Affinofile profiling reveals that resistance to broadly neutralizing antibodies (BNAbs) also results in reduced entry efficiency. (A-C) N160K and N279/280A mutations were engineered into a random sample of 12 subtype A-D Envs. The resultant (PG9/PG16)^R and (VRC01)^R resistant Envs were assayed for CD4 and CCR5 usage efficiency along with their parental BNAb sensitive Envs. GGR Affinofile profiling was performed as previously described. 2-D contour plots of the averaged infectivity profiles for (A) WT, (B) (PG9/PG16)^R, and (C) (VRC01)^R Envs are shown.
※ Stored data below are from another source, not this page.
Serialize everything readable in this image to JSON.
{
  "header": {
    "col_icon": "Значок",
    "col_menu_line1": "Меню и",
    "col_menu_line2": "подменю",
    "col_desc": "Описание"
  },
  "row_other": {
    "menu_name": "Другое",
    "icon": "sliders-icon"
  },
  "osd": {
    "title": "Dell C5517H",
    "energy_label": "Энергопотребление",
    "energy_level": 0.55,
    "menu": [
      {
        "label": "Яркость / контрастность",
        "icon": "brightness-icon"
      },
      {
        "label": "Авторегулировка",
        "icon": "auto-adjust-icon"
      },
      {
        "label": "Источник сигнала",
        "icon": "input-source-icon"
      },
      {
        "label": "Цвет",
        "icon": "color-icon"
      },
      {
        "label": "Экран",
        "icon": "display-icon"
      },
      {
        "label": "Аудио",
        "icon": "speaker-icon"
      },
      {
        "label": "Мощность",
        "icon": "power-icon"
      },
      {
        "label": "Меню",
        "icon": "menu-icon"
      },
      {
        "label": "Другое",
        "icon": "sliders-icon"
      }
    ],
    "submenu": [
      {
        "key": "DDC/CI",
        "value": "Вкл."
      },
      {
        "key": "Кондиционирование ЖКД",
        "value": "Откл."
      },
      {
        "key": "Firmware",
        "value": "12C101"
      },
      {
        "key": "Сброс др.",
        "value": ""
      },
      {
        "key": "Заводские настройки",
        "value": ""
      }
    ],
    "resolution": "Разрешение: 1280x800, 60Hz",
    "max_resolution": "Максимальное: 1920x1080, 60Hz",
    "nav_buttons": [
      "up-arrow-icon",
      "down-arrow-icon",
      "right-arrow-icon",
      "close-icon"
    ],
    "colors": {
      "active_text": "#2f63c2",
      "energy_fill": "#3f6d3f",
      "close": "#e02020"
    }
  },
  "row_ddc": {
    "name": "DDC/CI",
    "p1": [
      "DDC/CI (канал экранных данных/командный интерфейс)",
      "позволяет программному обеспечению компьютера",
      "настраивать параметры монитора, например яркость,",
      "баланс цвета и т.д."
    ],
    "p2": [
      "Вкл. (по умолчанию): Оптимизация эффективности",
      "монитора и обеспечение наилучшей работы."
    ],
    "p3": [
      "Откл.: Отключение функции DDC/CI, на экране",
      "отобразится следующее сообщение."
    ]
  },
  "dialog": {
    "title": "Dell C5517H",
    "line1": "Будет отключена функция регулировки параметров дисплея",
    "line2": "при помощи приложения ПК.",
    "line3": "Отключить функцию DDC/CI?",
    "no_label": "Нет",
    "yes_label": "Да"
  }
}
The infectivity profile for the individual Envs are shown in supplementary Figure S5. Axes and color-codes are identical to previous contour plots. (D-E) The median values and interquartile ranges of the Mean infectivity (M) are shown for (PG9/PG16)^R or (VRC01)^R resistant Envs compared to their WT counterparts. P values calculated via a non-parametric paired t-test.